此系統性回顧評估對於患有侵犯性前列腺癌之病人,最大男性荷爾蒙阻斷與單一去勢療法(藥物或手術)相比,其存活情況。

搜尋策略

在一般及專業的資料庫(MEDLINE, EMABASE, Cancerlit, Cochrane Library, VA Cochrane Prostate Disease register)中搜尋臨床隨機對照試驗,並檢閱書目資料。

選擇標準

所有已公開發表的隨機臨床試驗需符合下列兩要點:(1)、隨機選取患有侵犯性前列腺癌的男性,且這些病人除去勢(以藥物或手術方式)之外,都接受非類固醇之抗荷爾蒙藥物;(2)、需報告總存活率、無惡化存活率、癌症專一存活率和所有副作用。由兩名審查者審閱這些著作。

資料收集與分析

兩名審查者以標準化格式審查病人、病人所接受的治療和治療結果。主要評估治療效果的項目為一年、二年與五年總存活率。次要項目為無惡化存活率與癌症專一存活率。特定非類固醇類抗荷爾蒙藥物的療效亦列入評估。除此之外,也記錄副作用之發生率。

主要結論

20個臨床試驗,包括了6,320位病人納入本次的評估。1年、2年與5年總存活率的勝算比分別為1.03 (95% CI 0.85−1.25)、1.16 (95% CI 1.00−1.33)與1.29 (95% CI 1.11−1.50)。總存活率僅在第5年時才有顯著差異。第5年時的risk difference為0.048 (95% CI 0.02−0.077),NNT為20.8。無惡化存活率僅在第1年追蹤時有改善(勝算比 = 1.38),而癌症專一存活率也僅在第5年時有改善(勝算比 = 1.22)。副作用較常發生在使用最大男性荷爾蒙阻斷組病患,有10%病人會因此而停止此治療。僅有1個試驗有評估生活品質,此試驗認為單純接受睪丸切除的病人生活品質較佳(前6個月較少腹瀉且情緒較佳)。

作者結論

最大抗男性荷爾蒙阻斷治療,對於5年總存活率和癌症專一存活率,雖然有一些效果存在,但也會增加副作用並降低生活品質。

翻譯人

本摘要由臺灣大學附設醫院姜宜妮翻譯。

此翻譯計畫由臺灣國家衛生研究院(National Health Research Institutes, Taiwan)統籌。

總結

最大抗男性荷爾蒙阻斷治療有機會使患有侵犯性前列腺癌的病患得到較高的存活率,但並非所有男性都適用。前列腺腺體在老年男性身上常有癌化現象。前列腺癌的治療包括手術及放射線治療。男性荷爾蒙會刺激前列腺癌生長。荷爾蒙抑制療法能降低男性荷爾蒙並藉此試圖治療此癌症。最大男性荷爾蒙阻斷治療就是使用藥物以達到完全阻斷男性荷爾蒙。此回顧發現,最大男性荷爾蒙阻斷治療對於延長患有侵犯性前列腺癌男性之存活率雖然有一些效果存在,然而此種療法也有其副作用而無法適用於所有病患。

Plain language summary

Maximal androgen (hormone) blockade therapy may improve chances of longer survival in men with advanced prostate cancer, but may not be suitable for all men.

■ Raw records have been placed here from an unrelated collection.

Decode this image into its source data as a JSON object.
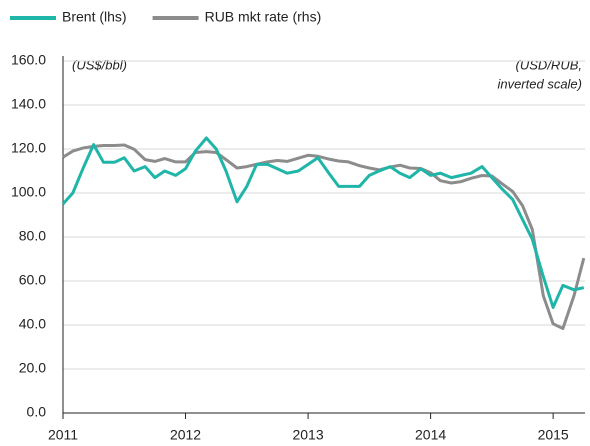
{
  "chart_data": {
    "type": "line",
    "annotations": [
      "(US$/bbl)",
      "(USD/RUB,",
      "inverted scale)"
    ],
    "x": [
      2011.0,
      2011.08,
      2011.17,
      2011.25,
      2011.33,
      2011.42,
      2011.5,
      2011.58,
      2011.67,
      2011.75,
      2011.83,
      2011.92,
      2012.0,
      2012.08,
      2012.17,
      2012.25,
      2012.33,
      2012.42,
      2012.5,
      2012.58,
      2012.67,
      2012.75,
      2012.83,
      2012.92,
      2013.0,
      2013.08,
      2013.17,
      2013.25,
      2013.33,
      2013.42,
      2013.5,
      2013.58,
      2013.67,
      2013.75,
      2013.83,
      2013.92,
      2014.0,
      2014.08,
      2014.17,
      2014.25,
      2014.33,
      2014.42,
      2014.5,
      2014.58,
      2014.67,
      2014.75,
      2014.83,
      2014.92,
      2015.0,
      2015.08,
      2015.17,
      2015.25
    ],
    "series": [
      {
        "name": "Brent (lhs)",
        "color": "#1fb5a8",
        "axis": "y",
        "values": [
          95,
          100,
          112,
          122,
          114,
          114,
          116,
          110,
          112,
          107,
          110,
          108,
          111,
          119,
          125,
          120,
          110,
          96,
          103,
          113,
          113,
          111,
          109,
          110,
          113,
          116,
          109,
          103,
          103,
          103,
          108,
          110,
          112,
          109,
          107,
          111,
          108,
          109,
          107,
          108,
          109,
          112,
          107,
          102,
          97,
          88,
          79,
          62,
          48,
          58,
          56,
          57
        ]
      },
      {
        "name": "RUB mkt rate (rhs)",
        "color": "#8c8c8c",
        "axis": "y2",
        "values": [
          30.5,
          29.2,
          28.5,
          28.2,
          28.0,
          28.0,
          27.9,
          28.8,
          31.0,
          31.4,
          30.8,
          31.5,
          31.5,
          29.5,
          29.3,
          29.5,
          31.0,
          32.8,
          32.5,
          32.0,
          31.5,
          31.2,
          31.4,
          30.7,
          30.1,
          30.3,
          30.9,
          31.3,
          31.5,
          32.3,
          32.8,
          33.2,
          32.6,
          32.2,
          32.8,
          32.9,
          33.8,
          35.5,
          36.0,
          35.7,
          35.0,
          34.4,
          34.5,
          36.1,
          37.8,
          40.8,
          45.9,
          60.0,
          66.0,
          67.0,
          60.0,
          52.0
        ]
      }
    ],
    "xlim": [
      2011,
      2015.26
    ],
    "xticks": [
      2011,
      2012,
      2013,
      2014,
      2015
    ],
    "ylim": [
      0,
      160
    ],
    "yticks": [
      {
        "value": 0,
        "label": "0.0"
      },
      {
        "value": 20,
        "label": "20.0"
      },
      {
        "value": 40,
        "label": "40.0"
      },
      {
        "value": 60,
        "label": "60.0"
      },
      {
        "value": 80,
        "label": "80.0"
      },
      {
        "value": 100,
        "label": "100.0"
      },
      {
        "value": 120,
        "label": "120.0"
      },
      {
        "value": 140,
        "label": "140.0"
      },
      {
        "value": 160,
        "label": "160.0"
      }
    ],
    "y2lim": [
      85,
      10
    ],
    "grid": true
  }
}
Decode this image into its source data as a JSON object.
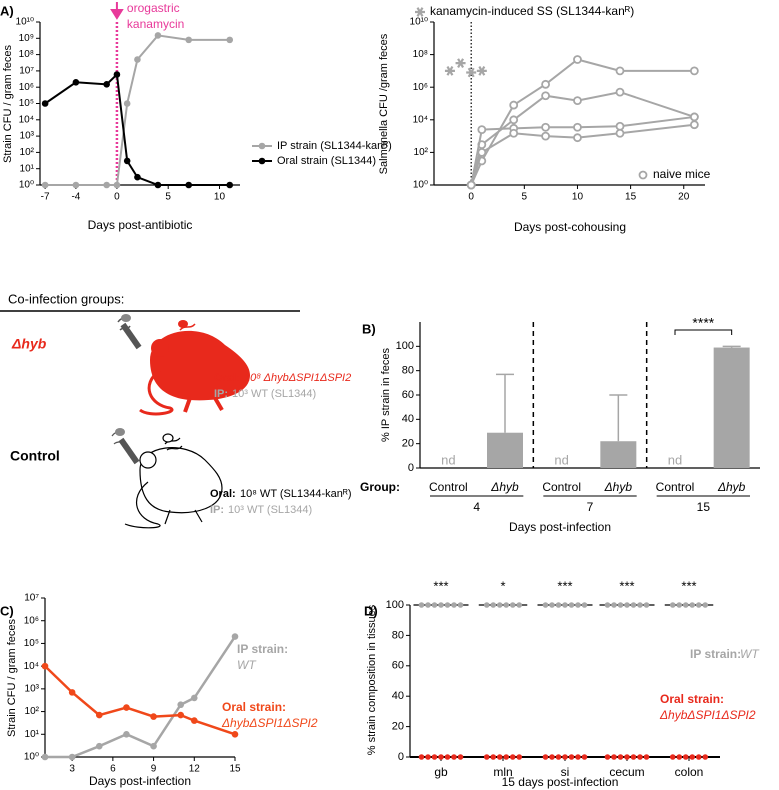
{
  "chart_data": [
    {
      "type": "line",
      "panel": "A)",
      "annotation": [
        "orogastric",
        "kanamycin"
      ],
      "annotation_color": "#e8399a",
      "marker_x": 0,
      "log_y": true,
      "ylabel": "Strain CFU / gram feces",
      "xlabel": "Days post-antibiotic",
      "xlim": [
        -7.5,
        12
      ],
      "xticks": [
        -7,
        -4,
        0,
        5,
        10
      ],
      "ylim": [
        1,
        10000000000
      ],
      "yticks": [
        {
          "value": 1,
          "label": "10⁰"
        },
        {
          "value": 10,
          "label": "10¹"
        },
        {
          "value": 100,
          "label": "10²"
        },
        {
          "value": 1000,
          "label": "10³"
        },
        {
          "value": 10000,
          "label": "10⁴"
        },
        {
          "value": 100000,
          "label": "10⁵"
        },
        {
          "value": 1000000,
          "label": "10⁶"
        },
        {
          "value": 10000000,
          "label": "10⁷"
        },
        {
          "value": 100000000,
          "label": "10⁸"
        },
        {
          "value": 1000000000,
          "label": "10⁹"
        },
        {
          "value": 10000000000,
          "label": "10¹⁰"
        }
      ],
      "series": [
        {
          "name": "IP strain (SL1344-kanᴿ)",
          "color": "#a6a6a6",
          "marker": "circle",
          "x": [
            -7,
            -4,
            -1,
            0,
            1,
            2,
            4,
            7,
            11
          ],
          "values": [
            1,
            1,
            1,
            1,
            100000,
            50000000,
            1500000000,
            800000000,
            800000000
          ]
        },
        {
          "name": "Oral strain (SL1344)",
          "color": "#000000",
          "marker": "circle",
          "x": [
            -7,
            -4,
            -1,
            0,
            1,
            2,
            4,
            7,
            11
          ],
          "values": [
            100000,
            2000000,
            1500000,
            6000000,
            30,
            3,
            1,
            1,
            1
          ]
        }
      ]
    },
    {
      "type": "line",
      "marker_x": 0,
      "log_y": true,
      "ylabel": "Salmonella CFU /gram feces",
      "xlabel": "Days post-cohousing",
      "xlim": [
        -3.5,
        22
      ],
      "xticks": [
        0,
        5,
        10,
        15,
        20
      ],
      "ylim": [
        1,
        10000000000
      ],
      "yticks": [
        {
          "value": 1,
          "label": "10⁰"
        },
        {
          "value": 100,
          "label": "10²"
        },
        {
          "value": 10000,
          "label": "10⁴"
        },
        {
          "value": 1000000,
          "label": "10⁶"
        },
        {
          "value": 100000000,
          "label": "10⁸"
        },
        {
          "value": 10000000000,
          "label": "10¹⁰"
        }
      ],
      "series": [
        {
          "name": "naive mice",
          "color": "#a6a6a6",
          "marker": "open-circle",
          "x": [
            0,
            1,
            4,
            7,
            10,
            14,
            21
          ],
          "values": [
            1,
            30,
            80000,
            1500000,
            50000000,
            10000000,
            10000000
          ]
        },
        {
          "color": "#a6a6a6",
          "marker": "open-circle",
          "x": [
            0,
            1,
            4,
            7,
            10,
            14,
            21
          ],
          "values": [
            1,
            300,
            10000,
            300000,
            150000,
            500000,
            15000
          ]
        },
        {
          "color": "#a6a6a6",
          "marker": "open-circle",
          "x": [
            0,
            1,
            4,
            7,
            10,
            14,
            21
          ],
          "values": [
            1,
            2500,
            3000,
            3500,
            3500,
            4000,
            15000
          ]
        },
        {
          "color": "#a6a6a6",
          "marker": "open-circle",
          "x": [
            0,
            1,
            4,
            7,
            10,
            14,
            21
          ],
          "values": [
            1,
            100,
            1500,
            1000,
            800,
            1500,
            5000
          ]
        },
        {
          "name": "kanamycin-induced SS (SL1344-kanᴿ)",
          "color": "#a6a6a6",
          "marker": "asterisk",
          "line": false,
          "x": [
            -2,
            -1,
            0,
            1
          ],
          "values": [
            10000000,
            30000000,
            8000000,
            10000000
          ]
        }
      ]
    },
    {
      "type": "bar",
      "panel": "B)",
      "ylabel": "% IP strain in feces",
      "xlabel": "Days post-infection",
      "group_label": "Group:",
      "ylim": [
        0,
        120
      ],
      "yticks": [
        0,
        20,
        40,
        60,
        80,
        100
      ],
      "categories": [
        "4",
        "7",
        "15"
      ],
      "series": [
        {
          "name": "Control",
          "values": [
            null,
            null,
            null
          ],
          "value_labels": [
            "nd",
            "nd",
            "nd"
          ]
        },
        {
          "name": "Δhyb",
          "color": "#a6a6a6",
          "values": [
            29,
            22,
            99
          ],
          "errors": [
            48,
            38,
            1
          ]
        }
      ],
      "significance": [
        null,
        null,
        "****"
      ]
    },
    {
      "type": "line",
      "panel": "C)",
      "log_y": true,
      "ylabel": "Strain CFU / gram feces",
      "xlabel": "Days post-infection",
      "xlim": [
        1,
        15
      ],
      "xticks": [
        3,
        6,
        9,
        12,
        15
      ],
      "ylim": [
        1,
        10000000
      ],
      "yticks": [
        {
          "value": 1,
          "label": "10⁰"
        },
        {
          "value": 10,
          "label": "10¹"
        },
        {
          "value": 100,
          "label": "10²"
        },
        {
          "value": 1000,
          "label": "10³"
        },
        {
          "value": 10000,
          "label": "10⁴"
        },
        {
          "value": 100000,
          "label": "10⁵"
        },
        {
          "value": 1000000,
          "label": "10⁶"
        },
        {
          "value": 10000000,
          "label": "10⁷"
        }
      ],
      "series": [
        {
          "name": "IP strain:",
          "sublabel": "WT",
          "color": "#a6a6a6",
          "marker": "circle",
          "x": [
            1,
            3,
            5,
            7,
            9,
            11,
            12,
            15
          ],
          "values": [
            1,
            1,
            3,
            10,
            3,
            200,
            400,
            200000
          ]
        },
        {
          "name": "Oral strain:",
          "sublabel": "ΔhybΔSPI1ΔSPI2",
          "color": "#f0481a",
          "marker": "circle",
          "x": [
            1,
            3,
            5,
            7,
            9,
            11,
            12,
            15
          ],
          "values": [
            10000,
            700,
            70,
            150,
            60,
            70,
            40,
            10
          ]
        }
      ]
    },
    {
      "type": "strip",
      "panel": "D)",
      "ylabel": "% strain composition in tissues",
      "xlabel": "15 days post-infection",
      "ylim": [
        0,
        100
      ],
      "yticks": [
        0,
        20,
        40,
        60,
        80,
        100
      ],
      "categories": [
        "gb",
        "mln",
        "si",
        "cecum",
        "colon"
      ],
      "significance": [
        "***",
        "*",
        "***",
        "***",
        "***"
      ],
      "series": [
        {
          "name": "IP strain:",
          "sublabel": "WT",
          "color": "#a6a6a6",
          "values": [
            [
              100,
              100,
              100,
              100,
              100,
              100,
              100
            ],
            [
              100,
              100,
              100,
              100,
              100,
              100
            ],
            [
              100,
              100,
              100,
              100,
              100,
              100,
              100
            ],
            [
              100,
              100,
              100,
              100,
              100,
              100,
              100
            ],
            [
              100,
              100,
              100,
              100,
              100,
              100
            ]
          ]
        },
        {
          "name": "Oral strain:",
          "sublabel": "ΔhybΔSPI1ΔSPI2",
          "color": "#e8291c",
          "values": [
            [
              0,
              0,
              0,
              0,
              0,
              0,
              0
            ],
            [
              0,
              0,
              0,
              0,
              0,
              0
            ],
            [
              0,
              0,
              0,
              0,
              0,
              0,
              0
            ],
            [
              0,
              0,
              0,
              0,
              0,
              0,
              0
            ],
            [
              0,
              0,
              0,
              0,
              0,
              0
            ]
          ]
        }
      ]
    }
  ],
  "coinfection": {
    "title": "Co-infection groups:",
    "groups": [
      {
        "name": "Δhyb",
        "oral_label": "Oral:",
        "oral_dose": "10⁸ ΔhybΔSPI1ΔSPI2",
        "ip_label": "IP:",
        "ip_dose": "10³ WT (SL1344)"
      },
      {
        "name": "Control",
        "oral_label": "Oral:",
        "oral_dose": "10⁸ WT (SL1344-kanᴿ)",
        "ip_label": "IP:",
        "ip_dose": "10³ WT (SL1344)"
      }
    ]
  }
}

The prostate gland is a common site of cancer in older men. Treatments for prostate cancer include surgery and radiation therapy. Male hormones (androgens) stimulate prostate cancer growth. Hormone suppression therapy, which decreases hormone levels, is therefore also used to try to treat the cancer. Maximal androgen blockade (MAB) uses drugs to completely block male hormones. The review found that there is modest evidence that MAB improves the chances of longer survival for men with advanced prostate cancer. However, there are also adverse effects of MAB treatment that may mean that it is not a suitable treatment for all men.